L’Urbe è di nuovo caput mundi

martedì 20 maggio 2025


Avviso a naufraghi, gufi e disfattisti di vario ordine e grado: l’Italia di Giorgia Meloni è tutto fuorché isolata, come invece le nostrane opposizioni e i cosiddetti “volenterosi” anglo-franco-tedeschi vorrebbero tanto farci credere. L’incontro trilaterale tenutosi nelle scorse ore a Palazzo Chigi alla presenza del vicepresidente degli Stati Uniti d’America JD Vance, della presidente della Commissione europea Ursula von der Leyen, e della stessa Giorgia Meloni, testimonia infatti la ritrovata centralità di Roma negli equilibri geopolitici internazionali. Piaccia o meno alle italiche sinistre e ai grigi e freddi eurocrati di stanza in quel di Bruxelles. La conferma di quanto decisivo risulterà il ruolo che sarà chiamata a interpretare l’Italia sulla scena geopolitica globale arriva direttamente dalle parole del vice di Donald Trump, il già citato Vance, che prima dell’incontro di Palazzo Chigi ha ufficialmente riconosciuto a Giorgia Meloni il ruolo di collante nelle relazioni tra Ue e Stati Uniti: “Una delle cose che Giorgia Meloni si è offerta di fare, e il presidente Trump ed io siamo felici di accettare, è quella di costruire ponti tra Usa e Europa”. Del resto, già un mese fa, in occasione della visita ufficiale del presidente del consiglio italiano a Washington, il presidente americano Donald Trump aveva lasciato intendere che il necessario processo di ricostruzione dell’Occidente, oggi tanto caro ai repubblicani Usa, non sarebbe potuto non passare da Roma e da una ritrovata leadership euro-americana nel Mediterraneo.
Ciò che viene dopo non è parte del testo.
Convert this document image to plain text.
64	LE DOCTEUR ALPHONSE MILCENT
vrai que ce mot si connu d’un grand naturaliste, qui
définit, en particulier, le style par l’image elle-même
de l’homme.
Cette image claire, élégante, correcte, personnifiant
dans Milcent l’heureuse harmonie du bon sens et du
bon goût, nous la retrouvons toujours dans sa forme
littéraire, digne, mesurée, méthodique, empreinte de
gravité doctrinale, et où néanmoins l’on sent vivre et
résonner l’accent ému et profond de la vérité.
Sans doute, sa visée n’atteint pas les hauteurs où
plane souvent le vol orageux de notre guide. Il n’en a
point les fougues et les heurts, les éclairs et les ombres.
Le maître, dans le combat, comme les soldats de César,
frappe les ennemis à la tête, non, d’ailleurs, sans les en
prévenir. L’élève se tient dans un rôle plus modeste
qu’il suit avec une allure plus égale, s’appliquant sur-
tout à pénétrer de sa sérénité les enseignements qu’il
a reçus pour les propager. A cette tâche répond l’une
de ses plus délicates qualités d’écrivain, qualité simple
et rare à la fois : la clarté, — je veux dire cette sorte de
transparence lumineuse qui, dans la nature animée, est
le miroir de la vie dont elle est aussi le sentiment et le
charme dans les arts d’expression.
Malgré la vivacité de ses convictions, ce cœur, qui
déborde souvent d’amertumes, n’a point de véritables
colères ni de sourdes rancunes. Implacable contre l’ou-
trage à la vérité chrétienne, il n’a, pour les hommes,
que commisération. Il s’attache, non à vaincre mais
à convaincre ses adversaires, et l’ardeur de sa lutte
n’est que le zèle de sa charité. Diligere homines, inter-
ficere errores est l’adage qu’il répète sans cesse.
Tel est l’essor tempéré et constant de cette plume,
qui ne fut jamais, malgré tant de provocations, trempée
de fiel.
E se nel nuovo ordine globale pensato dagli Usa l’Italia rappresenterà verosimilmente l’anello di congiunzione idoneo a restituire unità e coesione all’Occidente in vista delle complesse sfide presenti e future che le potenze globali saranno chiamate a giocare, l’azione diplomatica del Vaticano risulterà allo stesso modo cruciale nel tentativo di tessere le agognate tele di pace, prima in Europa, e poi anche nella martoriata regione mediorientale. Sfumato il summit di Istanbul e i diversi tentativi di mediazione compiuti dal presidente turco Recep Tayyip Erdoğan, la Santa Sede si propone adesso come attore neutrale in grado di avviare e gestire i colloqui finalizzati al raggiungimento di una pace duratura tra Mosca e Kiev. Dopo l’incontro delle scorse ore tra Leone XIV e Volodymyr Zelensky in occasione dell’insediamento del nuovo pontefice, il Vaticano ha infatti incassato il placet da parte dell’amministrazione Usa e della stessa presidenza ucraina per divenire la nuova sede dei colloqui di pace da promuovere nell’ottica di porre fine al cruento conflitto russo-ucraino, come peraltro confermato dal segretario di Stato americano Marco Rubio: “Il Vaticano è certamente un luogo dove entrambe le parti sarebbero a loro agio”. Adesso, ottenuto il beneplacito degli americani, manca giusto un segnale di apertura da Mosca, che potrebbe peraltro arrivare in tempi brevi, vista anche l’intensità e la frequenza delle interazioni diplomatiche intercorrenti in queste ultime ore tra Donald Trump e Vladimir Putin. Comunque sia, a prescindere da quello che sarà il feedback restituito dal Cremlino, l’attuale posizione della Santa Sede in seno alle trattative di pace appare oggi alquanto rafforzata, e comunque ben distante dal frenetico immobilismo che aveva contraddistinto il recente passato all’interno delle Mura leonine. Insomma, sia di qua che di là del Tevere la musica sembrerebbe drasticamente cambiata: l’Urbe è di nuovo caput mundi.